One Nissei Wac notes, “The men thought we were terrible to even
go into the military.” Colonel Marion Nestor, former WAC commander
at Military Intelligence Service Language School, said of her Nisei
Wacs: “The Japanese Americans were in a terrible position; their
whole families were in concentration camps. And. . .not only
that, but these women had to fight the Japanese male macho, if I
can use the word macho with the Japanese Americans. So for
[these women] to come into the military was a double-barrel thing.”
Moore, a veteran herself, handles the material deftly and she guides
the reader though the myriad of acronyms and military policy.

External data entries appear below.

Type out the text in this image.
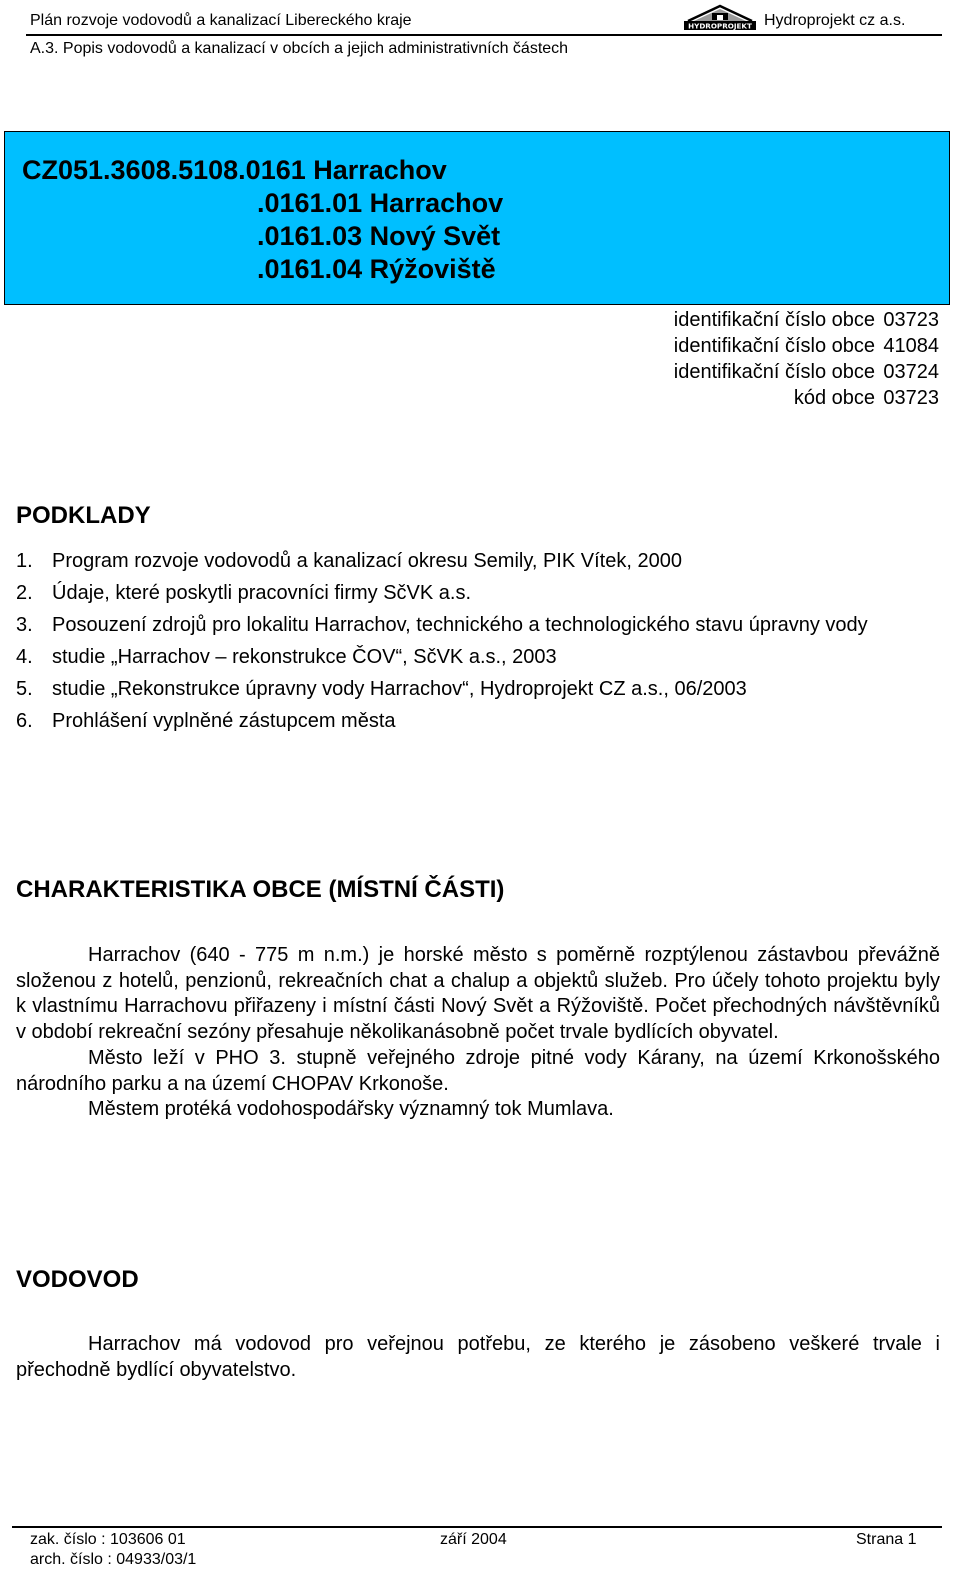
Plán rozvoje vodovodů a kanalizací Libereckého kraje	HYDROPROJEKT Hydroprojekt cz a.s.
A.3. Popis vodovodů a kanalizací v obcích a jejich administrativních částech
CZ051.3608.5108.0161 Harrachov
.0161.01 Harrachov
.0161.03 Nový Svět
.0161.04 Rýžoviště
identifikační číslo obce 03723
identifikační číslo obce 41084
identifikační číslo obce 03724
kód obce 03723
PODKLADY
1. Program rozvoje vodovodů a kanalizací okresu Semily, PIK Vítek, 2000
2. Údaje, které poskytli pracovníci firmy SčVK a.s.
3. Posouzení zdrojů pro lokalitu Harrachov, technického a technologického stavu úpravny vody
4. studie „Harrachov – rekonstrukce ČOV“, SčVK a.s., 2003
5. studie „Rekonstrukce úpravny vody Harrachov“, Hydroprojekt CZ a.s., 06/2003
6. Prohlášení vyplněné zástupcem města
CHARAKTERISTIKA OBCE (MÍSTNÍ ČÁSTI)

Harrachov (640 - 775 m n.m.) je horské město s poměrně rozptýlenou zástavbou převážně složenou z hotelů, penzionů, rekreačních chat a chalup a objektů služeb. Pro účely tohoto projektu byly k vlastnímu Harrachovu přiřazeny i místní části Nový Svět a Rýžoviště. Počet přechodných návštěvníků v období rekreační sezóny přesahuje několikanásobně počet trvale bydlících obyvatel.

Město leží v PHO 3. stupně veřejného zdroje pitné vody Kárany, na území Krkonošského národního parku a na území CHOPAV Krkonoše.

Městem protéká vodohospodářsky významný tok Mumlava.

VODOVOD

Harrachov má vodovod pro veřejnou potřebu, ze kterého je zásobeno veškeré trvale i přechodně bydlící obyvatelstvo.

zak. číslo : 103606 01	září 2004	Strana 1
arch. číslo : 04933/03/1
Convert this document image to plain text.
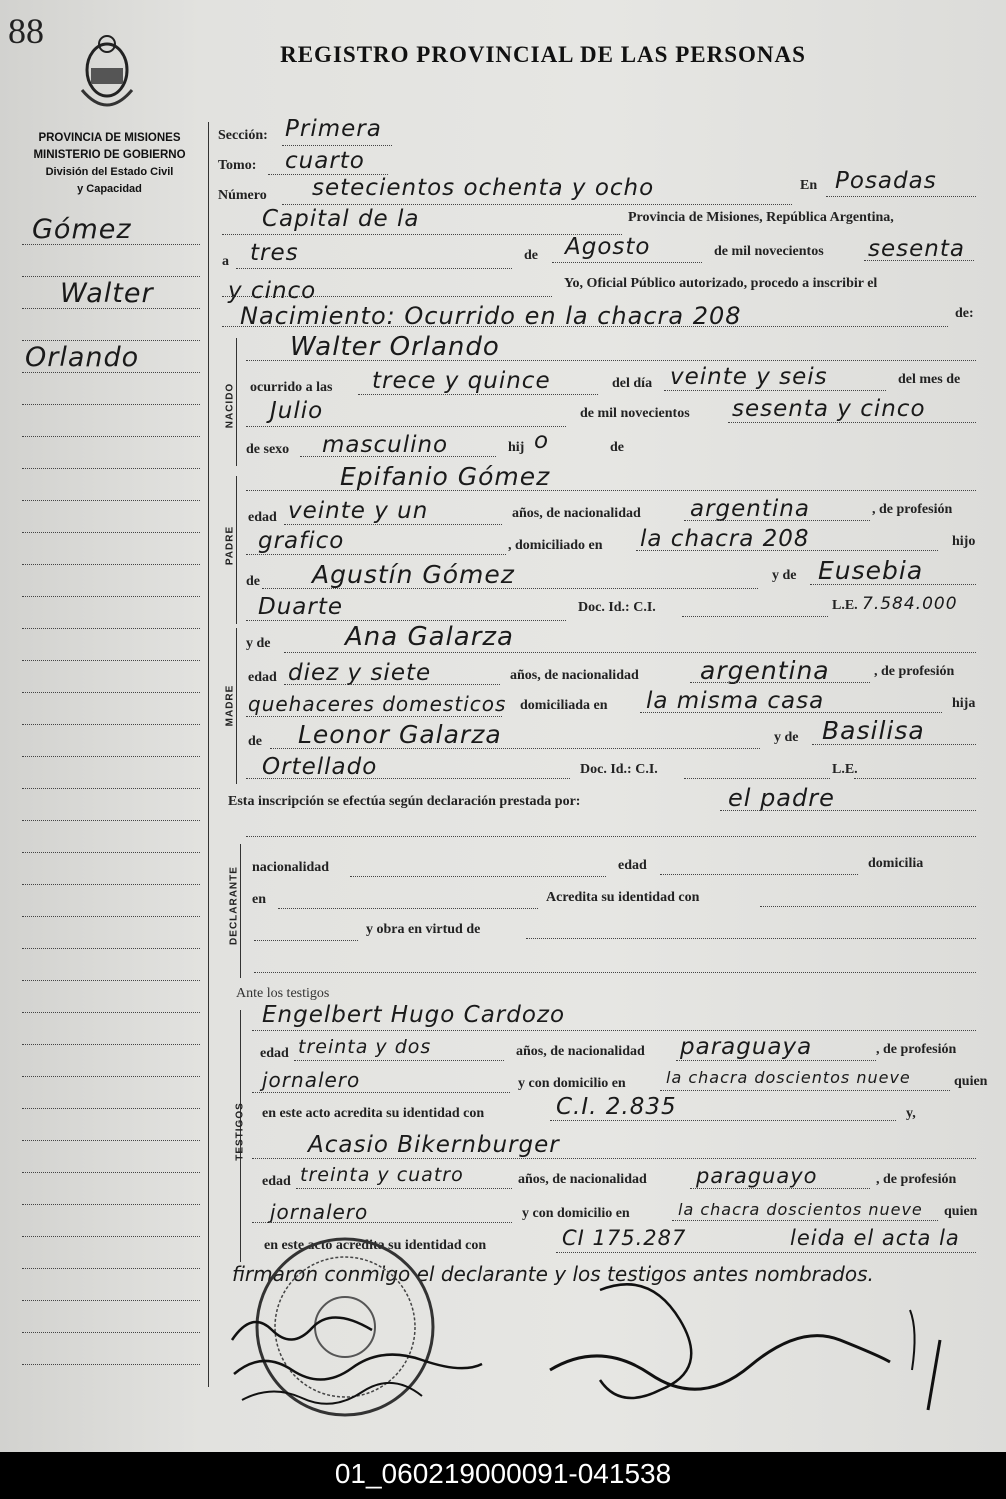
88
REGISTRO PROVINCIAL DE LAS PERSONAS
PROVINCIA DE MISIONES
MINISTERIO DE GOBIERNO
División del Estado Civil
y Capacidad
Gómez
Walter
Orlando
Sección: Primera
Tomo: cuarto
Número setecientos ochenta y ocho	En Posadas
Capital de la	Provincia de Misiones, República Argentina,
a tres	de Agosto	de mil novecientos sesenta
y cinco	Yo, Oficial Público autorizado, procedo a inscribir el
Nacimiento: Ocurrido en la chacra 208	de:
NACIDO
Walter Orlando
ocurrido a las trece y quince	del día veinte y seis	del mes de
Julio	de mil novecientos sesenta y cinco
de sexo masculino	hij o	de
PADRE
Epifanio Gómez
edad veinte y un	años, de nacionalidad argentina	, de profesión
grafico	, domiciliado en la chacra 208	hijo
de Agustín Gómez	y de Eusebia
Duarte	Doc. Id.: C.I.	L.E. 7.584.000
MADRE
y de	Ana Galarza
edad diez y siete	años, de nacionalidad argentina	, de profesión
quehaceres domesticos domiciliada en la misma casa	hija
de Leonor Galarza	y de Basilisa
Ortellado	Doc. Id.: C.I.	L.E.
Esta inscripción se efectúa según declaración prestada por:	el padre
DECLARANTE nacionalidad	edad	domicilia
en	Acredita su identidad con
y obra en virtud de
Ante los testigos
TESTIGOS
Engelbert Hugo Cardozo
edad treinta y dos	años, de nacionalidad paraguaya	, de profesión
jornalero	y con domicilio en	la chacra doscientos nueve	quien
en este acto acredita su identidad con	C.I. 2.835	y,
Acasio Bikernburger
edad treinta y cuatro	años, de nacionalidad paraguayo	, de profesión
jornalero	y con domicilio en	la chacra doscientos nueve quien
en este acto acredita su identidad con	CI 175.287	leida el acta la
firmaron conmigo el declarante y los testigos antes nombrados.
01_060219000091-041538
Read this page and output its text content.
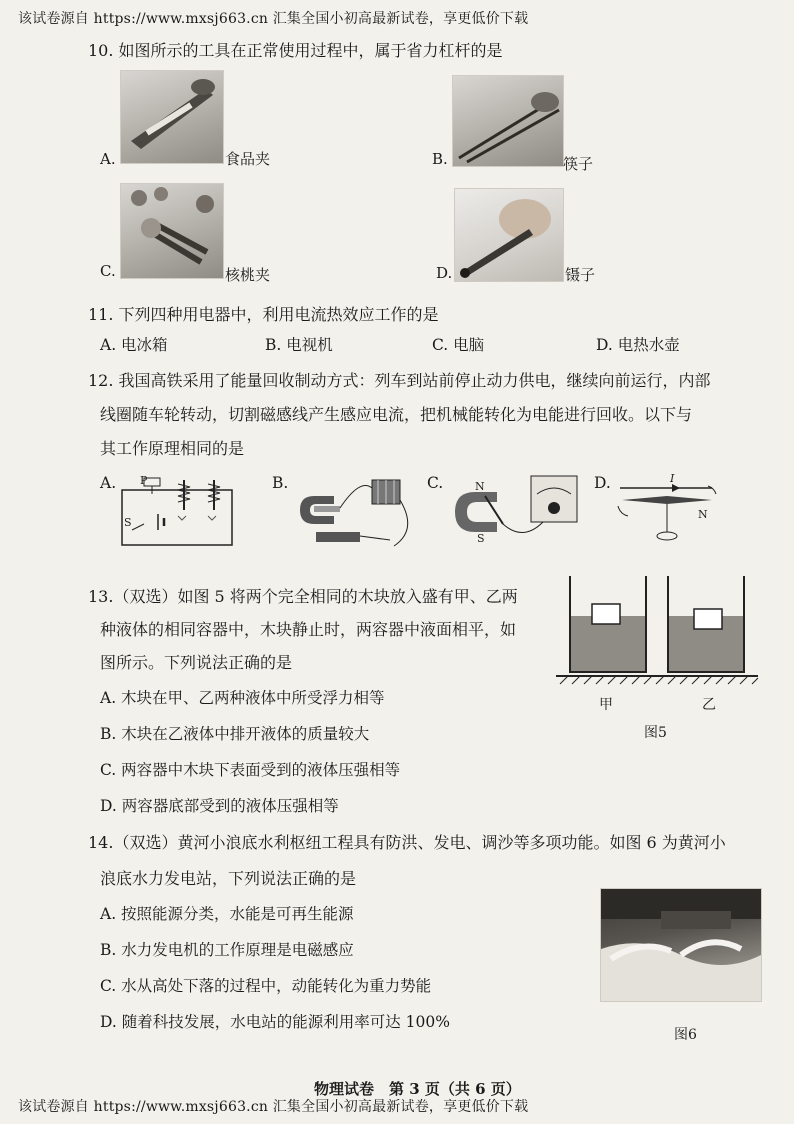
该试卷源自 https://www.mxsj663.cn 汇集全国小初高最新试卷，享更低价下载
10. 如图所示的工具在正常使用过程中，属于省力杠杆的是
A.	食品夹	B.	筷子
C.	核桃夹	D.	镊子
11. 下列四种用电器中，利用电流热效应工作的是
A. 电冰箱	B. 电视机	C. 电脑	D. 电热水壶
12. 我国高铁采用了能量回收制动方式：列车到站前停止动力供电，继续向前运行，内部
线圈随车轮转动，切割磁感线产生感应电流，把机械能转化为电能进行回收。以下与
其工作原理相同的是
A.	B.	C.	D.
P
S
N
S
I
N
13.（双选）如图 5 将两个完全相同的木块放入盛有甲、乙两
种液体的相同容器中，木块静止时，两容器中液面相平，如
图所示。下列说法正确的是
A. 木块在甲、乙两种液体中所受浮力相等
B. 木块在乙液体中排开液体的质量较大
C. 两容器中木块下表面受到的液体压强相等
D. 两容器底部受到的液体压强相等
甲	乙
图5
14.（双选）黄河小浪底水利枢纽工程具有防洪、发电、调沙等多项功能。如图 6 为黄河小
浪底水力发电站，下列说法正确的是
A. 按照能源分类，水能是可再生能源
B. 水力发电机的工作原理是电磁感应
C. 水从高处下落的过程中，动能转化为重力势能
D. 随着科技发展，水电站的能源利用率可达 100%
图6
物理试卷　第 3 页（共 6 页）
该试卷源自 https://www.mxsj663.cn 汇集全国小初高最新试卷，享更低价下载
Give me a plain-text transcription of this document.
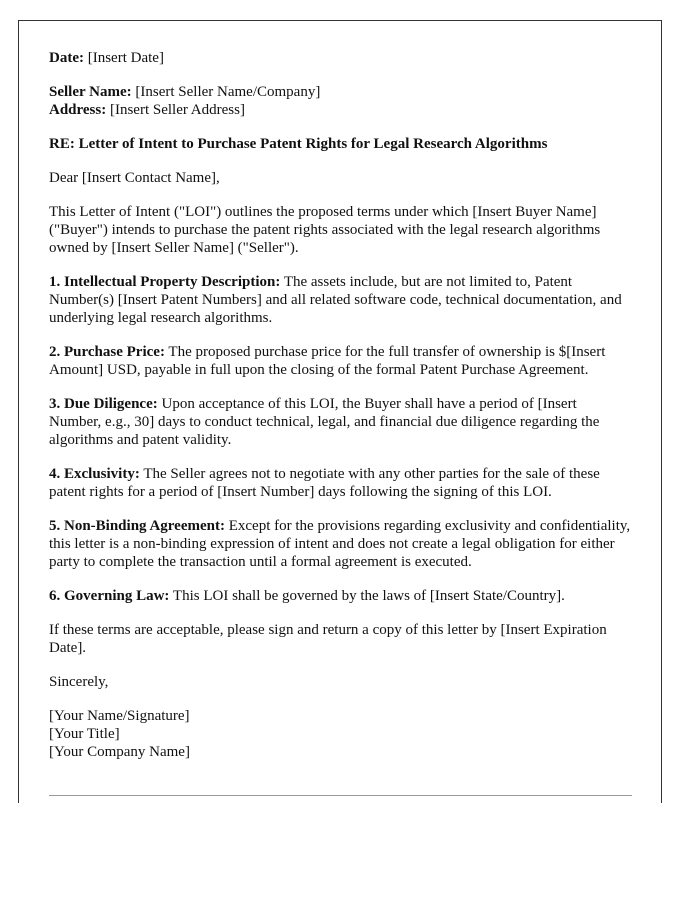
Date: [Insert Date]

Seller Name: [Insert Seller Name/Company]

Address: [Insert Seller Address]

RE: Letter of Intent to Purchase Patent Rights for Legal Research Algorithms

Dear [Insert Contact Name],

This Letter of Intent ("LOI") outlines the proposed terms under which [Insert Buyer Name] ("Buyer") intends to purchase the patent rights associated with the legal research algorithms owned by [Insert Seller Name] ("Seller").

1. Intellectual Property Description: The assets include, but are not limited to, Patent Number(s) [Insert Patent Numbers] and all related software code, technical documentation, and underlying legal research algorithms.

2. Purchase Price: The proposed purchase price for the full transfer of ownership is $[Insert Amount] USD, payable in full upon the closing of the formal Patent Purchase Agreement.

3. Due Diligence: Upon acceptance of this LOI, the Buyer shall have a period of [Insert Number, e.g., 30] days to conduct technical, legal, and financial due diligence regarding the algorithms and patent validity.

4. Exclusivity: The Seller agrees not to negotiate with any other parties for the sale of these patent rights for a period of [Insert Number] days following the signing of this LOI.

5. Non-Binding Agreement: Except for the provisions regarding exclusivity and confidentiality, this letter is a non-binding expression of intent and does not create a legal obligation for either party to complete the transaction until a formal agreement is executed.

6. Governing Law: This LOI shall be governed by the laws of [Insert State/Country].

If these terms are acceptable, please sign and return a copy of this letter by [Insert Expiration Date].

Sincerely,

[Your Name/Signature]

[Your Title]

[Your Company Name]
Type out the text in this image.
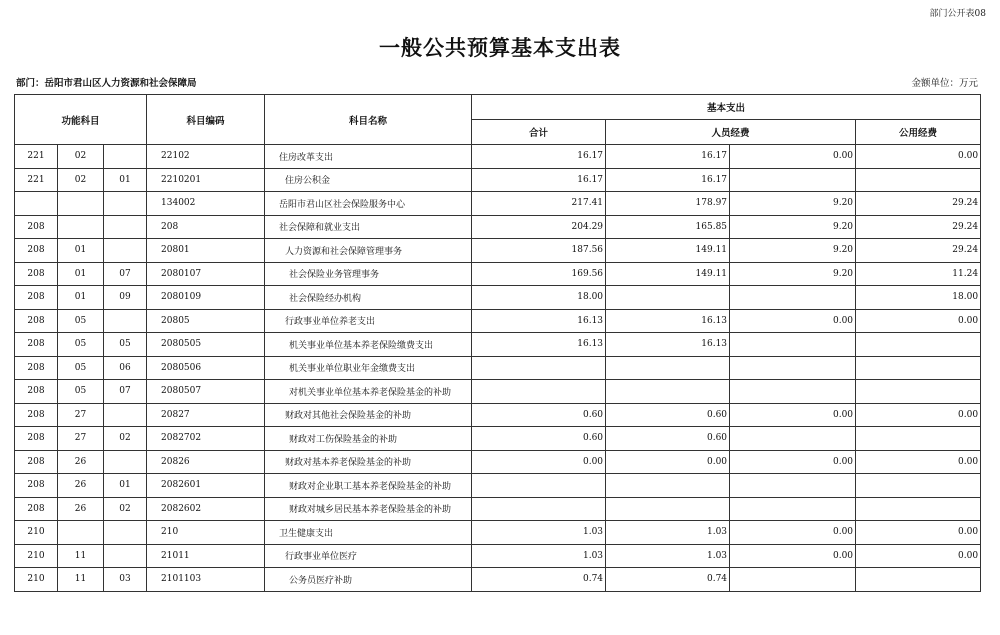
部门公开表08
一般公共预算基本支出表
部门：岳阳市君山区人力资源和社会保障局	金额单位：万元
功能科目			科目编码	科目名称	基本支出			
					合计	人员经费		公用经费
221	02		22102	住房改革支出	16.17	16.17	0.00	0.00
221	02	01	2210201	住房公积金	16.17	16.17		
			134002	岳阳市君山区社会保险服务中心	217.41	178.97	9.20	29.24
208			208	社会保障和就业支出	204.29	165.85	9.20	29.24
208	01		20801	人力资源和社会保障管理事务	187.56	149.11	9.20	29.24
208	01	07	2080107	社会保险业务管理事务	169.56	149.11	9.20	11.24
208	01	09	2080109	社会保险经办机构	18.00			18.00
208	05		20805	行政事业单位养老支出	16.13	16.13	0.00	0.00
208	05	05	2080505	机关事业单位基本养老保险缴费支出	16.13	16.13		
208	05	06	2080506	机关事业单位职业年金缴费支出				
208	05	07	2080507	对机关事业单位基本养老保险基金的补助				
208	27		20827	财政对其他社会保险基金的补助	0.60	0.60	0.00	0.00
208	27	02	2082702	财政对工伤保险基金的补助	0.60	0.60		
208	26		20826	财政对基本养老保险基金的补助	0.00	0.00	0.00	0.00
208	26	01	2082601	财政对企业职工基本养老保险基金的补助				
208	26	02	2082602	财政对城乡居民基本养老保险基金的补助				
210			210	卫生健康支出	1.03	1.03	0.00	0.00
210	11		21011	行政事业单位医疗	1.03	1.03	0.00	0.00
210	11	03	2101103	公务员医疗补助	0.74	0.74		
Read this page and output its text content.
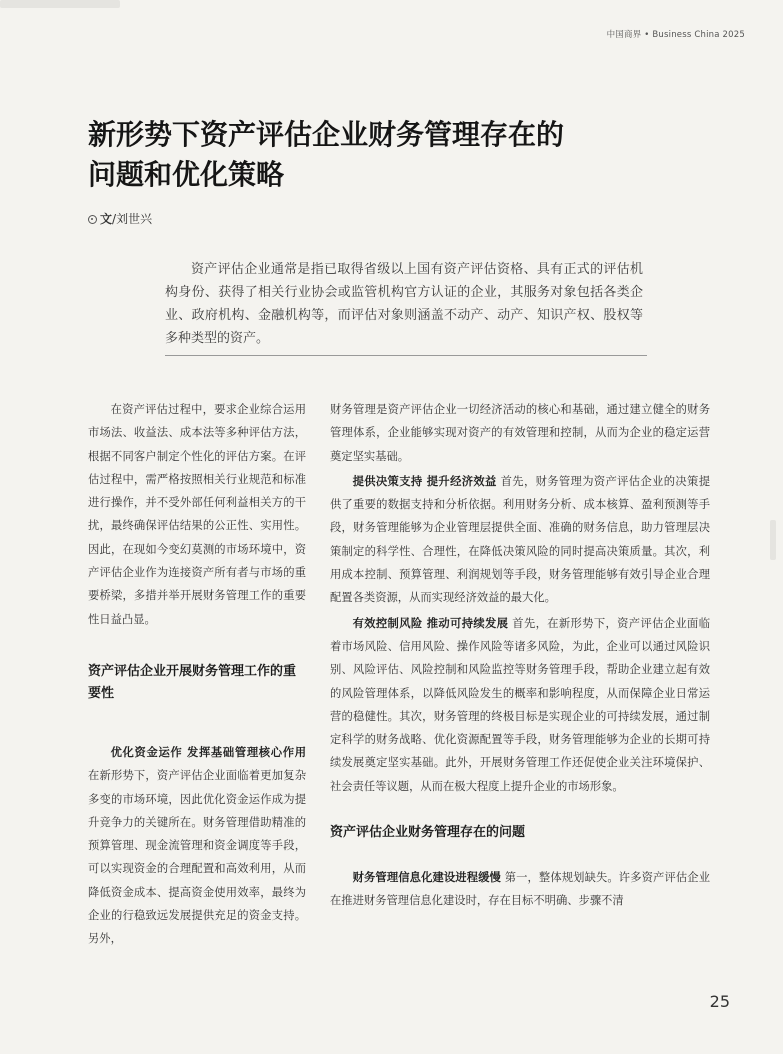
中国商界 • Business China 2025
新形势下资产评估企业财务管理存在的
问题和优化策略
文/刘世兴

资产评估企业通常是指已取得省级以上国有资产评估资格、具有正式的评估机构身份、获得了相关行业协会或监管机构官方认证的企业，其服务对象包括各类企业、政府机构、金融机构等，而评估对象则涵盖不动产、动产、知识产权、股权等多种类型的资产。

在资产评估过程中，要求企业综合运用市场法、收益法、成本法等多种评估方法，根据不同客户制定个性化的评估方案。在评估过程中，需严格按照相关行业规范和标准进行操作，并不受外部任何利益相关方的干扰，最终确保评估结果的公正性、实用性。因此，在现如今变幻莫测的市场环境中，资产评估企业作为连接资产所有者与市场的重要桥梁，多措并举开展财务管理工作的重要性日益凸显。

资产评估企业开展财务管理工作的重要性

优化资金运作 发挥基础管理核心作用 在新形势下，资产评估企业面临着更加复杂多变的市场环境，因此优化资金运作成为提升竞争力的关键所在。财务管理借助精准的预算管理、现金流管理和资金调度等手段，可以实现资金的合理配置和高效利用，从而降低资金成本、提高资金使用效率，最终为企业的行稳致远发展提供充足的资金支持。另外，

财务管理是资产评估企业一切经济活动的核心和基础，通过建立健全的财务管理体系，企业能够实现对资产的有效管理和控制，从而为企业的稳定运营奠定坚实基础。

提供决策支持 提升经济效益 首先，财务管理为资产评估企业的决策提供了重要的数据支持和分析依据。利用财务分析、成本核算、盈利预测等手段，财务管理能够为企业管理层提供全面、准确的财务信息，助力管理层决策制定的科学性、合理性，在降低决策风险的同时提高决策质量。其次，利用成本控制、预算管理、利润规划等手段，财务管理能够有效引导企业合理配置各类资源，从而实现经济效益的最大化。

有效控制风险 推动可持续发展 首先，在新形势下，资产评估企业面临着市场风险、信用风险、操作风险等诸多风险，为此，企业可以通过风险识别、风险评估、风险控制和风险监控等财务管理手段，帮助企业建立起有效的风险管理体系，以降低风险发生的概率和影响程度，从而保障企业日常运营的稳健性。其次，财务管理的终极目标是实现企业的可持续发展，通过制定科学的财务战略、优化资源配置等手段，财务管理能够为企业的长期可持续发展奠定坚实基础。此外，开展财务管理工作还促使企业关注环境保护、社会责任等议题，从而在极大程度上提升企业的市场形象。

资产评估企业财务管理存在的问题

财务管理信息化建设进程缓慢 第一，整体规划缺失。许多资产评估企业在推进财务管理信息化建设时，存在目标不明确、步骤不清

25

A sociology professor at the State University of New York at Buffalo,
her expertise on the experience of minorities in the military is
evident: she has previously published a book on African American
women in the service, To Serve my Race: The story of the only
African American WACs Stationed Overseas during World War II.
Moore makes thoughtful and meaningful comparisons on how the Asian
American and the African American experience differed. For
example, unlike African Americans who served in segregated units,
Japanese (as well as Korean and Chinese) American women served with
the general (white) population. Veteran Grace Harada recalls
that she received her basic training in Des Moins among hundreds
of white women and was the “only Oriental” in the group. African
American Wacs were “forced to billet in crowded [segregated] quarters,
were subject to racial slurs, and were not permitted to charge books
out of the Service Club. . .”
Moore’s stated focus is how the military affected these women’s
lives—an objective that she accomplishes. She concludes, somewhat
tepidly, that “the military was a turning point in the lives of
many [Nissei] servicewomen,” not a surprising conclusion if the
other life option is a relocation camp in the desert.
She touches on the tantalizing idea that “war has the ability to
reorder society”, but she never fully explores this interesting
idea: Did minority participation make the military re-think its
ideas on race? Or did that come later from the civil-rights
movement? Did it contribute to the idea of a multi-ethnic
soldiery or was their experience merely a blip? How did their
experience affect armed forces policy toward minorities in general?
The answers are more or less inferred in the book if one hunts for
them, but Moore focuses on the women’s experiences rather than military
policy. One hopes that Moore is considering writing a book
on how women and minorities affected the military: she is likely
to do a credible job. The book serves as a solid starting
point for the student of the Japanese American experience in World
War II. In the end, Moore provides an understanding to these
women, who in the face of great privation, chose to give more.